Kreislaufwirtschaft ist ein international relevantes Thema – inwieweit werden bereits bestehende Erfahrungen aus anderen Ländern in die Begleitforschung integriert?
Henning Wilts: Es ist sehr sinnvoll, sich die konkreten Maßnahmen, Ziele und Umsetzungsprozesse anzuschauen, die in anderen Ländern eine Innovationsdynamik ausgelöst haben, die uns in Deutschland aktuell noch fehlt. Hierzu hat die Begleitforschung sehr genau betrachtet, wie Kreislaufwirtschaftsstrategien in anderen Ländern aufgebaut wurden, welche Ziele und Maßnahmen sie enthalten und wie sie finanziert werden. Nicht nur von vergleichbaren Ländern in Europa, sondern auch aus globalen Erfahrungen können wir viel lernen. Ein Beispiel sind problematische Abfallexporte und die daraus abgeleiteten verschärften Regulierungen in China oder Indien. Vor allem in Ländern des globalen Südens können zudem negative sozioökonomische Auswirkungen etwa auf Beschäftigungsverhältnisse entstehen. Es gilt, bisherige Erfahrungen vorausschauend zu berücksichtigen.
Wie kann die Wirksamkeit einer Strategie und der damit verbundenen Maßnahmen gemessen und bewertet werden?
Henning Wilts: Die NKWS mit ihren konkreten Maßnahmen soll natürlich dazu beitragen, Abfallmengen zu reduzieren, Stoffkreisläufe zu schließen und letztlich Ressourcen einzusparen. Solche Effekte lassen sich messen und auf dieser Basis können Auswahl und Umsetzung der Maßnahmen bewertet werden. Die NKWS geht als politische Strategie natürlich über Einzelmaßnahmen hinaus. Deshalb nimmt man zusätzlich Aspekte wie die Konsistenz von zukünftigen Politikmaßnahmen in anderen Strategien der Bundesregierung oder die Mobilisierung privater Investitionen in den Fokus. Diese sollten sich stärker auf die Rahmenbedingungen für die Umsetzung als auf quantifizierbare Tonnen CO2 oder Abfall beziehen. Eine Aufgabe der Begleitforschung ist die Erarbeitung eines geeigneten Monitoringkonzept für die NWKS, das alle diese Aspekte abbildet: Die eingesetzten Ressourcen, die erreichten konkreten Outputs sowie auch die langfristig erzielten Veränderungen.
Welche sonstigen Punkte empfinden Sie als besonders relevant in der Rolle der Begleitforschung?

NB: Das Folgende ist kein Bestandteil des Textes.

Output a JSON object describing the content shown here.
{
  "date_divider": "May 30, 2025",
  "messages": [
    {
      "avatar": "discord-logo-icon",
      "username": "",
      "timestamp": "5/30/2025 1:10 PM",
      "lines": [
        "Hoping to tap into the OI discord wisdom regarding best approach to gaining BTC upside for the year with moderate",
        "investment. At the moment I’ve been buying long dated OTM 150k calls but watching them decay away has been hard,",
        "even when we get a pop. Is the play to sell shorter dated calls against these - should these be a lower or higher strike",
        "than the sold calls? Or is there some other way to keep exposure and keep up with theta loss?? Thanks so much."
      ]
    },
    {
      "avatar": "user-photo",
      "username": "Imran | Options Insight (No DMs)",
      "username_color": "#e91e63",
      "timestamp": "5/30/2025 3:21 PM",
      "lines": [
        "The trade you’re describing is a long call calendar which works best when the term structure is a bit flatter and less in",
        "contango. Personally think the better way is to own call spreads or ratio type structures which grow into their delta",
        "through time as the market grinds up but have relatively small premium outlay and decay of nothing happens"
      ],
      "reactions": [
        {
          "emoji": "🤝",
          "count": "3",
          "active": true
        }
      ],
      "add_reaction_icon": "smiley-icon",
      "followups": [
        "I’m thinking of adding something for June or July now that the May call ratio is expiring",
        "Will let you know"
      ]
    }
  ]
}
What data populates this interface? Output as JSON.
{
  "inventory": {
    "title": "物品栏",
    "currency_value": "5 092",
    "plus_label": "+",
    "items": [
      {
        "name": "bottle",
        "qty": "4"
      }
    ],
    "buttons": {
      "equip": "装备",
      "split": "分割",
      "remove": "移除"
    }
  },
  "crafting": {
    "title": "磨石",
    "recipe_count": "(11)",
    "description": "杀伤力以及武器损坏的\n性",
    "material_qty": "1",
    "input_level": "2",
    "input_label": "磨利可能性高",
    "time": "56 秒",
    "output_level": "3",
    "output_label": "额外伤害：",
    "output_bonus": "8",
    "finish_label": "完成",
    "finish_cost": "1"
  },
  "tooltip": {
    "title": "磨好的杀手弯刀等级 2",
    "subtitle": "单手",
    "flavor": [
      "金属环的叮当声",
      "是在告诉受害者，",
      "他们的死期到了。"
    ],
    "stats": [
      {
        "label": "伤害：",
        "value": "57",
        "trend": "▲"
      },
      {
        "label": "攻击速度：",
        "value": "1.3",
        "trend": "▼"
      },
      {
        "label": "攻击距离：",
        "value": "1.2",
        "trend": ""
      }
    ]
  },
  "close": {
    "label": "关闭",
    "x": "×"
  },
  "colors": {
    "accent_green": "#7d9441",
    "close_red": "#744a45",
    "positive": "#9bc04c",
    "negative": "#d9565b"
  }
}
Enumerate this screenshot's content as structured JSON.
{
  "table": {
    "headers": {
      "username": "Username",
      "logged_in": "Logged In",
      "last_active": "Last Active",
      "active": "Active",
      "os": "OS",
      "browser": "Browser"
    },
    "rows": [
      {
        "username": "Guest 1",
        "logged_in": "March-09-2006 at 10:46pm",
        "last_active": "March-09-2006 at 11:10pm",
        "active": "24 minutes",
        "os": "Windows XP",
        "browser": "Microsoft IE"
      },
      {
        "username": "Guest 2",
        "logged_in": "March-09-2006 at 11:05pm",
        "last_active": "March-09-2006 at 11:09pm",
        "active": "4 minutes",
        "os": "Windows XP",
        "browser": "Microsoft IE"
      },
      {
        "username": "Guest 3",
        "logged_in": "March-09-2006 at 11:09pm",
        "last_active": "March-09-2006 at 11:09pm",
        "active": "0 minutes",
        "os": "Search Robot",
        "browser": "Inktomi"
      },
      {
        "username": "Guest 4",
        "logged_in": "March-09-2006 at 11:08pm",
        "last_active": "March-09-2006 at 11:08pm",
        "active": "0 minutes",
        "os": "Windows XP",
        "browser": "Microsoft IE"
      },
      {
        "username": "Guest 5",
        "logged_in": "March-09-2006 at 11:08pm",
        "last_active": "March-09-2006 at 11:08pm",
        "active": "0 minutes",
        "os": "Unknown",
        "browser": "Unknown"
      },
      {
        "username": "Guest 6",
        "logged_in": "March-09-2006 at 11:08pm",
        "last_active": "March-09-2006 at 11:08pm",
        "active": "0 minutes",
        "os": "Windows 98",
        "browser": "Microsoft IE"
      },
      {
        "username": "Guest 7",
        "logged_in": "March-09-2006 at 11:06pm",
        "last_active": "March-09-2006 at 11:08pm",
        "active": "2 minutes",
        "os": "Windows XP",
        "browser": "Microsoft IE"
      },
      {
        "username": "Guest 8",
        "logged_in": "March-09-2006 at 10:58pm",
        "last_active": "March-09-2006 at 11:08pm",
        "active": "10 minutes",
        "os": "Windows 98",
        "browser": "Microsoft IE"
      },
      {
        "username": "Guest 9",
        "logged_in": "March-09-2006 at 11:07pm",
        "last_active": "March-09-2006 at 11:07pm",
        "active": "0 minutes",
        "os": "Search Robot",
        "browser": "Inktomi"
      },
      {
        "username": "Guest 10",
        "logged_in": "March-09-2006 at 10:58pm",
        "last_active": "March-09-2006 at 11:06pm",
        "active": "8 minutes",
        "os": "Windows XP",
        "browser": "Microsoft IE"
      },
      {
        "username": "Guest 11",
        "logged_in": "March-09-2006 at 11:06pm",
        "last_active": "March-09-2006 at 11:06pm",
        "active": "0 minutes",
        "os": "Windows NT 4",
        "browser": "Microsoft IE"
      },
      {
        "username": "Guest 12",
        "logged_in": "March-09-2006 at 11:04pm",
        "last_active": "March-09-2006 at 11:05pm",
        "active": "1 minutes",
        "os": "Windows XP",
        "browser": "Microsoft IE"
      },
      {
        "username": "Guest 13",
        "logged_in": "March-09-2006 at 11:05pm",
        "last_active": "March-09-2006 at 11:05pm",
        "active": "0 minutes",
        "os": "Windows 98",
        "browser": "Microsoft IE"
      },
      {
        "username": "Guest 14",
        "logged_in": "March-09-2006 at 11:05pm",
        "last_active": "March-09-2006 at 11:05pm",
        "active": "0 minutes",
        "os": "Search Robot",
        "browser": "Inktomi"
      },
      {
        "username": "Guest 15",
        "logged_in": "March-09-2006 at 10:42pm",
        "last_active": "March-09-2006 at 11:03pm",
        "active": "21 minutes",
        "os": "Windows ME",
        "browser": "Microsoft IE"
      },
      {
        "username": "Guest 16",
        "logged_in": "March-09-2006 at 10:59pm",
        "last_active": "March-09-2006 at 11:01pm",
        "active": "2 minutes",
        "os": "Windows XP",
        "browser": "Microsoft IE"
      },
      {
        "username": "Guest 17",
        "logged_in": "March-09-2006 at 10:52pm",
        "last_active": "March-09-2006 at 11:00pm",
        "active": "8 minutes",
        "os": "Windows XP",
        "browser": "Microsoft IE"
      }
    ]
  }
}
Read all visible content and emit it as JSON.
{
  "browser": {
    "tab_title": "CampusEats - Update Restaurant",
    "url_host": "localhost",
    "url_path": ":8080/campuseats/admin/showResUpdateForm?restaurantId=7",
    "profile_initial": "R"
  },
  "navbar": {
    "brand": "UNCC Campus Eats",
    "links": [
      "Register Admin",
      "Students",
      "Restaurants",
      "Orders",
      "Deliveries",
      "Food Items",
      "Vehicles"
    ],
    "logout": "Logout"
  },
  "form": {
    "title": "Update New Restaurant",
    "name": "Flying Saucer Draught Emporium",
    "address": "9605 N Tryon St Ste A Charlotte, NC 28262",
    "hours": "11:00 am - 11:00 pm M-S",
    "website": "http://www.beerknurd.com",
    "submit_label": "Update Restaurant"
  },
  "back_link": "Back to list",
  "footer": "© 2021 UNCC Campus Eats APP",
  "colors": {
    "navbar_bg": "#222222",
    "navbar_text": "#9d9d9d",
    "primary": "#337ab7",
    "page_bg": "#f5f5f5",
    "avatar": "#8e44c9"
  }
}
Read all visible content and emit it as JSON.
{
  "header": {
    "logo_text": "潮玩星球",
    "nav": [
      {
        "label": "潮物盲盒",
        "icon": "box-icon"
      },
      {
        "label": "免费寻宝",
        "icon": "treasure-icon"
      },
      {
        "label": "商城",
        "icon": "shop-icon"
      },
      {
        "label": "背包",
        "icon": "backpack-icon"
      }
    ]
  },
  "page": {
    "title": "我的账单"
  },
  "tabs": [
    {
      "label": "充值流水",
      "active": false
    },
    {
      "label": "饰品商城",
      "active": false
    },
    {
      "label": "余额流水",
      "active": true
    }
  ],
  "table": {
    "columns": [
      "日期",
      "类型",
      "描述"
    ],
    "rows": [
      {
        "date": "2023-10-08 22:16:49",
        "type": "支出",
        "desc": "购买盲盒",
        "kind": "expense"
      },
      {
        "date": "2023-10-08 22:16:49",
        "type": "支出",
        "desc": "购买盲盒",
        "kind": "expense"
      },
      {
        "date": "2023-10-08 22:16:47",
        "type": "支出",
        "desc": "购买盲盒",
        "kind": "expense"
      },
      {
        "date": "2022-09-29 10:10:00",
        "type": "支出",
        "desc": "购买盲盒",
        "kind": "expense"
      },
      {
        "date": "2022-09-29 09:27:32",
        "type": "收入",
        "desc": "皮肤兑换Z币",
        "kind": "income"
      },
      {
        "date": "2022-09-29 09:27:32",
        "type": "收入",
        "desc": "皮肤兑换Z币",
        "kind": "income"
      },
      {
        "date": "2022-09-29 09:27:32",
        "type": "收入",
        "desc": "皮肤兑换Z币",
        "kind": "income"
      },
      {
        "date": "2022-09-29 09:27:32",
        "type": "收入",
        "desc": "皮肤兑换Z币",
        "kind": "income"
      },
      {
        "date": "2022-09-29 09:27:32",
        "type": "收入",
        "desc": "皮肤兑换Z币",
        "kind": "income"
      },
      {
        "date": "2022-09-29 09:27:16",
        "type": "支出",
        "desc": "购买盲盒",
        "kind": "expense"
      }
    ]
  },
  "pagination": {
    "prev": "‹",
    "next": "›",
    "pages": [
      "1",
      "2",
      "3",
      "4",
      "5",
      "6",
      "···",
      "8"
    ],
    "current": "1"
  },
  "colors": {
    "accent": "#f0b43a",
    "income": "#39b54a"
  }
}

Siddarth Prakash: Die Begleitforschung kann die für die Transformation erforderlichen Politikinstrumente umfassender formulieren, als es im politischen Verhandlungsprozess möglich ist. Wir achten darauf, dass die Empfehlungen auf Grundlage wissenschaftlicher Evidenz und Empirie abgeleitet werden. Die Empfehlungen zeigen den notwendigen Pfad für die Transformation, wohlwissend, dass viele Instrumente in einem transparenten und offenen gesellschaftlichen Dialog ausdiskutiert werden sollten.